Cassie Belek | Monday, April 28, 2008

Tina Fey and Amy Poehler are two women at the top of their comedy game. After serving as head writer for “Saturday Night Live,” writing “Mean Girls” and creating, writing, producing and starring in her own sitcom on NBC, “30 Rock,” Fey has gone farther than most women in comedy today. Meanwhile, Poehler has become the MVP of “Saturday Night Live” while co-anchoring “Weekend Update” and adding to her ever-expanding film and television resume.

The problem with being at the top is that raised expectations make it so much easier to fall. Fey and Poehler’s “Baby Mama,” does not fail completely, but it doesn’t live up to the quality of their other work either.

“Baby Mama” follows 37-year-old Kate Holbrook (Fey), a successful executive for a health food store chain who longs for a baby before it is too late for her to have one. Kate decides to go the route of artificial insemination through an anonymous sperm donor, but her fertility specialist (John Hodgman) doesn’t like her uterus. In other words, her “junk” has gone bad, forcing her to use a surrogate, who comes in the form of South Philly working girl Angie Ostrowiski (Poehler). When Angie breaks up with her boyfriend, Carl (Dax Shepard), she moves in with Kate, turning Fey and Poehler into the new “odd couple.”

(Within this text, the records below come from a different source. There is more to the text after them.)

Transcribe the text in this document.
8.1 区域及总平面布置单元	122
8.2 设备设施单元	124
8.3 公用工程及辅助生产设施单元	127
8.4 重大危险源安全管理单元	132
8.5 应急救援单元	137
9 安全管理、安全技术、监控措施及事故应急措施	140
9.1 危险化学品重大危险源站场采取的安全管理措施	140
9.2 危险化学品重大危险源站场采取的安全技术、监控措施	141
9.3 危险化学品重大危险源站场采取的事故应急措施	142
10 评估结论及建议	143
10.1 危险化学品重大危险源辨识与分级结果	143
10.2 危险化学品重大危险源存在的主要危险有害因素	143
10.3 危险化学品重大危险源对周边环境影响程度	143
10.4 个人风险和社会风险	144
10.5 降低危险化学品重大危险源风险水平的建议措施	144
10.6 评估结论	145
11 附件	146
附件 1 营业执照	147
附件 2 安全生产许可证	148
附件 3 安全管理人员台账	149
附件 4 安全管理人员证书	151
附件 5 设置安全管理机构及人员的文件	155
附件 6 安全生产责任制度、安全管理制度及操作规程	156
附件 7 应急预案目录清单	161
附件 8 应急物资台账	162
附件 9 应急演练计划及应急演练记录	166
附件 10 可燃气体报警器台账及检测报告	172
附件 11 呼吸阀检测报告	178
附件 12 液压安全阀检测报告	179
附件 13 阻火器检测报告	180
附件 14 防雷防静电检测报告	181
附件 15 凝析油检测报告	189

There is no denying that Fey and Poehler are hilarious together. The two have known each other for 15 years and they have developed a chemistry that is as apparent in talk show interviews as it is in “Baby Mama.” The movie is at its best when the pair is allowed to have fun on screen, not only with each other but with the script as well. “Baby Mama” could use a little more improv, like in the scene of Kate and Angie singing along to Karaoke Revolution.

Most of the blame in the movie lies with writer and director Michael McCullers. Although “Baby Mama” sounds like a movie Fey would have written, it was actually written by the man who co-wrote the “Austin Powers” trilogy. McCullers is clearly better at writing than directing. His script is funny, even if it lacks proper character development for Kate. We never dig deep enough into her motivations for wanting a child. And once we see her dating smoothie maker Rob (Greg Kinnear), she seems so normal, confident and unflawed that we can’t understand why her past relationships failed, leaving her single today.

“Baby Mama” is McCullers’ directorial debut, and it quickly becomes clear that with faster pacing (and a better editor), he could have made a better and funnier film. But “Baby Mama” drags, particularly in the beginning, and the humor doesn’t come as sharply and quickly as Fey and Poehler are capable of.

But even with all its flaws, “Baby Mama” still has its charms. As Kate’s boss, Steve Martin steals scene after scene. His haircut alone is a visual gag that makes us laugh as soon as he appears on screen. “SNL” fans will get a treat with cameos from cast members Will Forte and Fred Armisen (watch out for Forte’s killer mustache). The friendship between doorman Oscar (Romany Malco) and baby mama Angie is sweet (yet unexplored), and Dax Shepard even has his moments to shine as Angie’s white trash boyfriend.

In the end, “Baby Mama” is worth seeing for its truly hilarious moments. But it’s unfortunate that poor directing gets in the way of Fey and Poehler producing comedy gold. The two do not fail as actresses or comedians; they only fail in their choice of project.